Goode was arrested and charged with battery and contributing to the delinquency of a minor. District Attorney Steve Tew, however, reduced charges against Goode to misdemeanor battery. Goode walked away from the incident after paying a $300 fine and stepping down as a teacher and coach at Sterlington High School.

The LSPC became indirectly involved when it upheld disciplinary action against the elder Jones for involving himself in a sheriff’s office investigation while off-duty. By a 4-2 vote, Jones was handed a 12-hour suspension while Goode was quickly hired by the Ouachita Parish School Board as a teacher at West Monroe High School.

LSPC, incensed at Goode’s being allowed to remain in the school system after such egregious behavior while Jones received a suspension for doing what any reasonable parent would do under similar circumstances, fired off a LETTER highly critical of the board’s irresponsible actions.

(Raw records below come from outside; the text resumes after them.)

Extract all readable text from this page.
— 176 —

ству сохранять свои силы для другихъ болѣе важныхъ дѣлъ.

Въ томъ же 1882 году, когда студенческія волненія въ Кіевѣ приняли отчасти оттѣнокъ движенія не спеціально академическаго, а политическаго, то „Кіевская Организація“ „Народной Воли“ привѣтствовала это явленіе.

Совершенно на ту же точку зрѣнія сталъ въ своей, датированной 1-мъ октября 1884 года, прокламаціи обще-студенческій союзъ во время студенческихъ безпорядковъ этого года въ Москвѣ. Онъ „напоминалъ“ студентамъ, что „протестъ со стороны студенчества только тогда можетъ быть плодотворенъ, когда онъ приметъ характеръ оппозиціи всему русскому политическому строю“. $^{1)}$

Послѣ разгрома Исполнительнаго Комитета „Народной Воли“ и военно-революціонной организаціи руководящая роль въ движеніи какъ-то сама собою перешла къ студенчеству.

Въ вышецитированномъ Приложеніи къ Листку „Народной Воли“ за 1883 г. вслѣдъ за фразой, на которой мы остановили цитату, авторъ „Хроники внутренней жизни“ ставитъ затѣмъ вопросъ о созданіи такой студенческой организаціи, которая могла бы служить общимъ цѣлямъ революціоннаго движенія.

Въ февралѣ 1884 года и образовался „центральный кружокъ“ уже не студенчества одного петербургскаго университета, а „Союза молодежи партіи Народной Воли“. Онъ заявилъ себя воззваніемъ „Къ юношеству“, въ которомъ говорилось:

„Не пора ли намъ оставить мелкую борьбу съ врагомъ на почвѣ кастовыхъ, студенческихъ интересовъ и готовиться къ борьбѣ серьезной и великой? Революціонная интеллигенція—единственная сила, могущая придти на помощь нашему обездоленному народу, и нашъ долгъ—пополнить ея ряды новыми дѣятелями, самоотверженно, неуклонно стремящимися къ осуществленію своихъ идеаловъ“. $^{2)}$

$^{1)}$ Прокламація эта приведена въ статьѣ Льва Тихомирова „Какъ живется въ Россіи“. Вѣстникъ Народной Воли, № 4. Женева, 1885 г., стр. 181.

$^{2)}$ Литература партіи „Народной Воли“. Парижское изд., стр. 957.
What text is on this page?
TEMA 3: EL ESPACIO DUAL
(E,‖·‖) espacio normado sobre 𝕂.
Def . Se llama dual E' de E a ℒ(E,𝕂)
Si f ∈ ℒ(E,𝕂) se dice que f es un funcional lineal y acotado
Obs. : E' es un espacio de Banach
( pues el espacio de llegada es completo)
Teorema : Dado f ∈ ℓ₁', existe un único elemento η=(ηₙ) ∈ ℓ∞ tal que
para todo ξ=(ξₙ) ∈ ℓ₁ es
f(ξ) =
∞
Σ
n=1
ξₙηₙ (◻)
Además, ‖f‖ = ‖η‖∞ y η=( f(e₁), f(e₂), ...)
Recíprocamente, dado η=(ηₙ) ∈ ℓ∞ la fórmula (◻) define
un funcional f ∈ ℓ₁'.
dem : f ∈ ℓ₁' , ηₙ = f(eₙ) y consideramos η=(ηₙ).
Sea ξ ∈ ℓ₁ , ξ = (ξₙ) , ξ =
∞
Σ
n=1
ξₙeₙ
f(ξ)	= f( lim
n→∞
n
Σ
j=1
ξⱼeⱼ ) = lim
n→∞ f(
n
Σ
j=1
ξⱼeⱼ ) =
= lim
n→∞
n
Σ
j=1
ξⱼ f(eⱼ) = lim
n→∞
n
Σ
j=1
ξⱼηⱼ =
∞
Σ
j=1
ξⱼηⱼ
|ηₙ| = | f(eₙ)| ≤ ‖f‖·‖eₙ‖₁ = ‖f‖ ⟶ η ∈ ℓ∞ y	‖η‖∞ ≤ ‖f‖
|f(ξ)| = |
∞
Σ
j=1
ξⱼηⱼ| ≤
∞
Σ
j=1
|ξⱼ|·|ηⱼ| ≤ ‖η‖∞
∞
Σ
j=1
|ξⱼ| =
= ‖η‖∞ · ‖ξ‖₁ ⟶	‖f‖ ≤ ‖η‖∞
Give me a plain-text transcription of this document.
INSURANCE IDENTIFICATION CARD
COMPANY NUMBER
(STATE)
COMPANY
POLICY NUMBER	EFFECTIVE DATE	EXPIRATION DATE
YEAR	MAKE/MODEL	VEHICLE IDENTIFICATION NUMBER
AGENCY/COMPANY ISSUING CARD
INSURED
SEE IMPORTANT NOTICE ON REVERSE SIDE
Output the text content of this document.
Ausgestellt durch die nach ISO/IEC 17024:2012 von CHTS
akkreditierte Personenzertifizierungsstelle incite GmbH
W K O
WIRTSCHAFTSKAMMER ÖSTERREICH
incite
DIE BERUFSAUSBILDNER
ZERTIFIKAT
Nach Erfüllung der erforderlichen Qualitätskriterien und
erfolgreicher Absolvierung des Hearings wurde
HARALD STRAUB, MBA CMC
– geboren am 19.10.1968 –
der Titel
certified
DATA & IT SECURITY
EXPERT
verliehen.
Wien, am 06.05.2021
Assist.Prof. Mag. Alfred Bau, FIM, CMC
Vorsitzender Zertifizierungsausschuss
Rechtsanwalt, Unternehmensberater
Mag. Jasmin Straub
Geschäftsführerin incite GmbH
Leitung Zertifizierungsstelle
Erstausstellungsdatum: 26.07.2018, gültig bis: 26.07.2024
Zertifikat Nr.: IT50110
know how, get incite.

The letter, signed by all seven LSPC members, said that even though Trooper Jones “acted with greater restraint than many parents would have under the circumstances,” the commission nevertheless meted out what it deemed to be appropriate discipline for Jones having intervened in a sheriff’s department investigation, discipline the letter said “was in order for a violation of State Police policies.”

“Yet, despite the horrendous conduct of Mr. Goode, we understand that he is still employed by the School Board and still has access to and authority over minors in your school system.

“This Commission is appalled that this School Board continues to employ Jack Goode in such a capacity after the events that occurred in April 2017, and (that) it continues to allow Mr. Goode to work as a teacher of minor children at West Monroe High School.”

Well, someone has to be the adult in the room and it’s obvious that neither Goode nor the Ouachita Parish School Board are prepared to stake out their claims to such lofty ideals.